For this week, we performed a restriction digest and ligation in lieu of using Gibson Assembly or Golden Gate Assembly. Although Gibson and Golden Gate rely on specialized enzymes and sequence‑designed overlaps to assemble DNA fragments in a single reaction, the restriction‑digest‑plus‑ligation approach achieves the same overall goal—joining an insert into a plasmid backbone—through sequential enzymatic steps.

Figure 2. Handwritten recipe of restriction digest and ligation by Dr. Andrew Scarpelli.

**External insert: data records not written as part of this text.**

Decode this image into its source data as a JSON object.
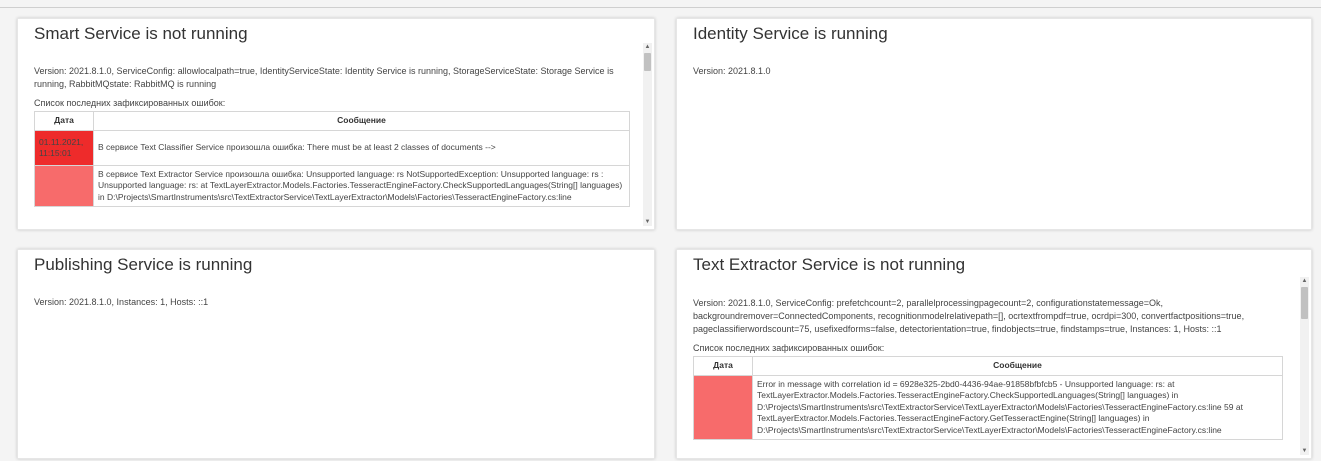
{
  "cards": [
    {
      "title": "Smart Service is not running",
      "version_text": "Version: 2021.8.1.0, ServiceConfig: allowlocalpath=true, IdentityServiceState: Identity Service is running, StorageServiceState: Storage Service is running, RabbitMQstate: RabbitMQ is running",
      "errors_label": "Список последних зафиксированных ошибок:",
      "table": {
        "col_date": "Дата",
        "col_message": "Сообщение",
        "rows": [
          {
            "date": "01.11.2021, 11:15:01",
            "message": "В сервисе Text Classifier Service произошла ошибка: There must be at least 2 classes of documents -->"
          },
          {
            "date": "",
            "message": "В сервисе Text Extractor Service произошла ошибка: Unsupported language: rs NotSupportedException: Unsupported language: rs : Unsupported language: rs: at TextLayerExtractor.Models.Factories.TesseractEngineFactory.CheckSupportedLanguages(String[] languages) in D:\\Projects\\SmartInstruments\\src\\TextExtractorService\\TextLayerExtractor\\Models\\Factories\\TesseractEngineFactory.cs:line"
          }
        ]
      }
    },
    {
      "title": "Identity Service is running",
      "version_text": "Version: 2021.8.1.0"
    },
    {
      "title": "Publishing Service is running",
      "version_text": "Version: 2021.8.1.0, Instances: 1, Hosts: ::1"
    },
    {
      "title": "Text Extractor Service is not running",
      "version_text": "Version: 2021.8.1.0, ServiceConfig: prefetchcount=2, parallelprocessingpagecount=2, configurationstatemessage=Ok, backgroundremover=ConnectedComponents, recognitionmodelrelativepath=[], ocrtextfrompdf=true, ocrdpi=300, convertfactpositions=true, pageclassifierwordscount=75, usefixedforms=false, detectorientation=true, findobjects=true, findstamps=true, Instances: 1, Hosts: ::1",
      "errors_label": "Список последних зафиксированных ошибок:",
      "table": {
        "col_date": "Дата",
        "col_message": "Сообщение",
        "rows": [
          {
            "date": "",
            "message": "Error in message with correlation id = 6928e325-2bd0-4436-94ae-91858bfbfcb5 - Unsupported language: rs: at TextLayerExtractor.Models.Factories.TesseractEngineFactory.CheckSupportedLanguages(String[] languages) in D:\\Projects\\SmartInstruments\\src\\TextExtractorService\\TextLayerExtractor\\Models\\Factories\\TesseractEngineFactory.cs:line 59 at TextLayerExtractor.Models.Factories.TesseractEngineFactory.GetTesseractEngine(String[] languages) in D:\\Projects\\SmartInstruments\\src\\TextExtractorService\\TextLayerExtractor\\Models\\Factories\\TesseractEngineFactory.cs:line"
          }
        ]
      }
    }
  ],
  "colors": {
    "error_date_dark": "#ee2b2b",
    "error_date_light": "#f76b6b",
    "card_background": "#ffffff",
    "page_background": "#f4f4f4"
  }
}
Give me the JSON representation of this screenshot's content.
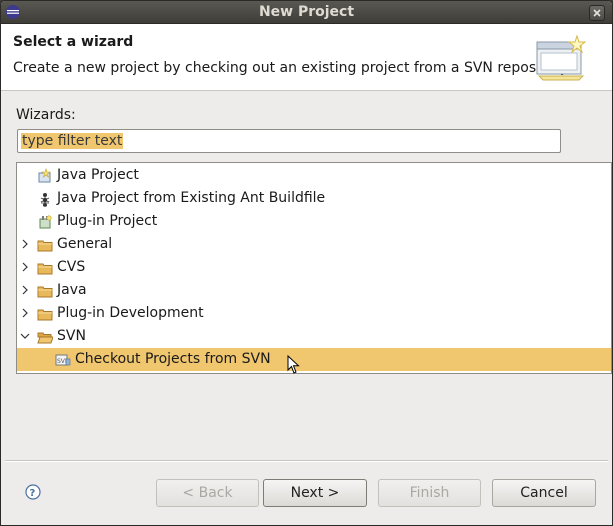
{
  "window": {
    "title": "New Project"
  },
  "header": {
    "title": "Select a wizard",
    "description": "Create a new project by checking out an existing project from a SVN repository."
  },
  "wizards": {
    "label": "Wizards:",
    "filter_text": "type filter text"
  },
  "tree": {
    "items": [
      {
        "label": "Java Project",
        "icon": "java-project-icon",
        "expanded": null
      },
      {
        "label": "Java Project from Existing Ant Buildfile",
        "icon": "ant-icon",
        "expanded": null
      },
      {
        "label": "Plug-in Project",
        "icon": "plugin-project-icon",
        "expanded": null
      },
      {
        "label": "General",
        "icon": "folder-icon",
        "expanded": false
      },
      {
        "label": "CVS",
        "icon": "folder-icon",
        "expanded": false
      },
      {
        "label": "Java",
        "icon": "folder-icon",
        "expanded": false
      },
      {
        "label": "Plug-in Development",
        "icon": "folder-icon",
        "expanded": false
      },
      {
        "label": "SVN",
        "icon": "folder-icon",
        "expanded": true
      },
      {
        "label": "Checkout Projects from SVN",
        "icon": "svn-checkout-icon",
        "selected": true
      }
    ]
  },
  "buttons": {
    "back": "< Back",
    "next": "Next >",
    "finish": "Finish",
    "cancel": "Cancel"
  },
  "colors": {
    "selection": "#f0c66f",
    "titlebar": "#4b4944",
    "background": "#edeceb"
  }
}
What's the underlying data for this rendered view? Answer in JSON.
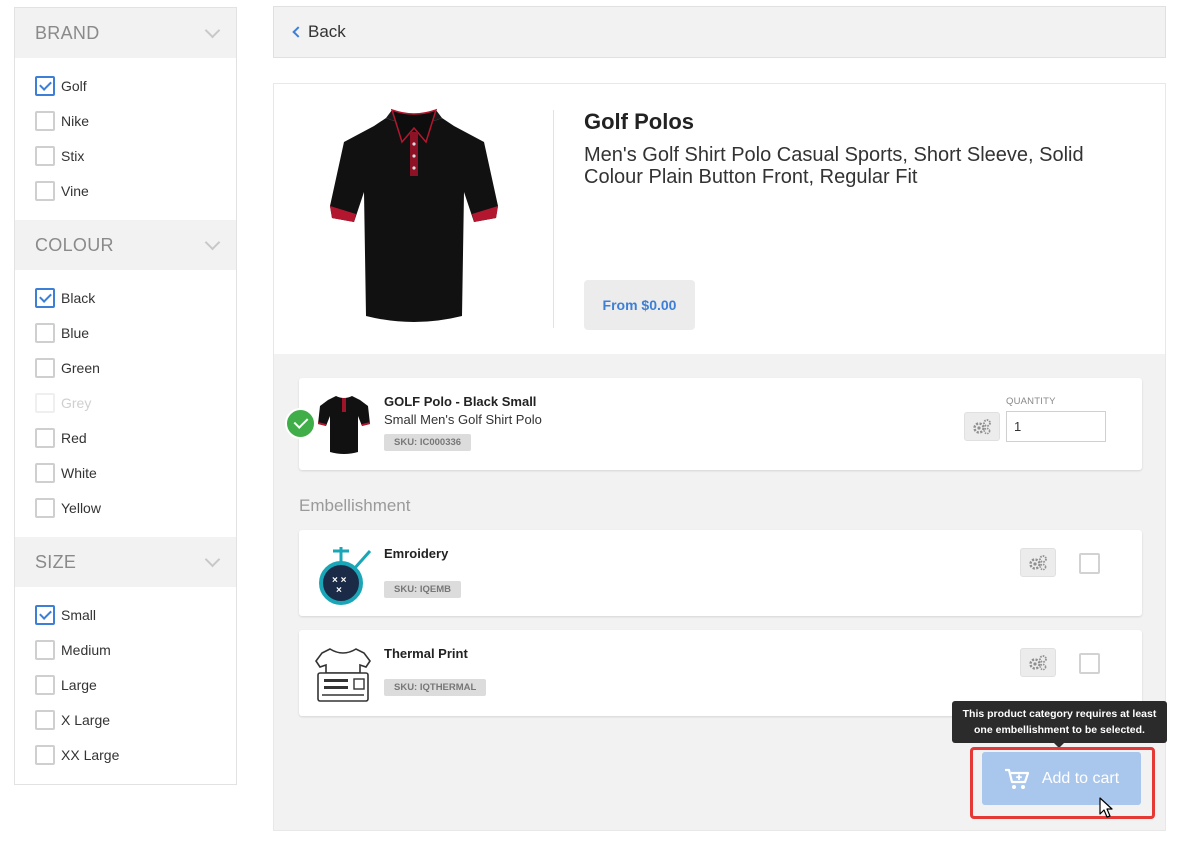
{
  "filters": {
    "brand": {
      "title": "BRAND",
      "items": [
        {
          "label": "Golf",
          "checked": true
        },
        {
          "label": "Nike",
          "checked": false
        },
        {
          "label": "Stix",
          "checked": false
        },
        {
          "label": "Vine",
          "checked": false
        }
      ]
    },
    "colour": {
      "title": "COLOUR",
      "items": [
        {
          "label": "Black",
          "checked": true
        },
        {
          "label": "Blue",
          "checked": false
        },
        {
          "label": "Green",
          "checked": false
        },
        {
          "label": "Grey",
          "checked": false,
          "disabled": true
        },
        {
          "label": "Red",
          "checked": false
        },
        {
          "label": "White",
          "checked": false
        },
        {
          "label": "Yellow",
          "checked": false
        }
      ]
    },
    "size": {
      "title": "SIZE",
      "items": [
        {
          "label": "Small",
          "checked": true
        },
        {
          "label": "Medium",
          "checked": false
        },
        {
          "label": "Large",
          "checked": false
        },
        {
          "label": "X Large",
          "checked": false
        },
        {
          "label": "XX Large",
          "checked": false
        }
      ]
    }
  },
  "nav": {
    "back_label": "Back"
  },
  "product": {
    "title": "Golf Polos",
    "description": "Men's Golf Shirt Polo Casual Sports, Short Sleeve, Solid Colour Plain Button Front, Regular Fit",
    "price_label": "From $0.00"
  },
  "variant": {
    "title": "GOLF Polo - Black Small",
    "subtitle": "Small Men's Golf Shirt Polo",
    "sku": "SKU: IC000336",
    "quantity_label": "QUANTITY",
    "quantity_value": "1",
    "selected": true
  },
  "embellishment": {
    "heading": "Embellishment",
    "items": [
      {
        "title": "Emroidery",
        "sku": "SKU: IQEMB",
        "checked": false
      },
      {
        "title": "Thermal Print",
        "sku": "SKU: IQTHERMAL",
        "checked": false
      }
    ]
  },
  "cart": {
    "tooltip_line1": "This product category requires at least",
    "tooltip_line2": "one embellishment to be selected.",
    "button_label": "Add to cart",
    "disabled": true
  },
  "colors": {
    "accent": "#3d7fd6",
    "success": "#3fae49",
    "highlight": "#e53935",
    "cart_disabled": "#a9c6ec"
  }
}
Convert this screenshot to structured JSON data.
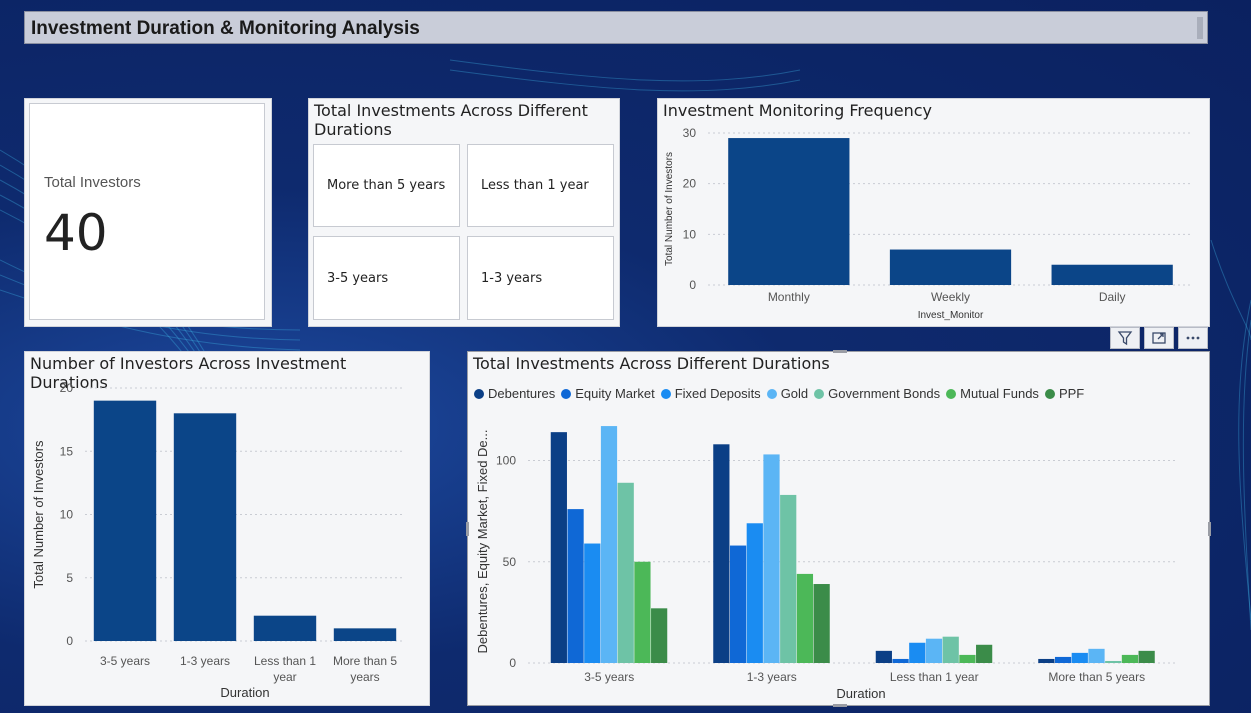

During this experiment, we began by performing a plasmid miniprep to isolate the GFP‑containing plasmid backbone from E. coli, which served as the host organism carrying the engineered plasmid we intended to modify. Using the alkaline lysis method, the bacterial pellet was resuspended in Tris‑EDTA buffer to protect the DNA, lysed with NaOH and SDS to denature membranes and proteins, and then neutralized with potassium acetate to allow the plasmid DNA to renature while genomic DNA and cellular debris precipitated. After centrifugation, the plasmid‑rich supernatant was collected, and the DNA was precipitated with alcohol, washed, and resuspended to obtain purified plasmid backbone. This plasmid was then used in a restriction enzyme digest, prepared according to the reaction recipe in the notes—18 µL of plasmid DNA mixed with 2 µL of 10× buffer to create a 20 µL reaction—followed by addition of restriction enzymes to cut the plasmid at defined sites and remove the GFP region. In the subsequent ligation step, the digested plasmid backbone from E. coli was combined with the RFP insert by preparing an 18 µL ligation master mix and adding 2 µL of each DNA component to reach a 20 µL total volume, this time including T4 DNA ligase and ligase buffer to covalently join the compatible ends. Overall, the workflow followed the classic cloning pipeline: grow E. coli → isolate the plasmid backbone via miniprep → restriction digest → ligation to replace GFP with the RFP insert.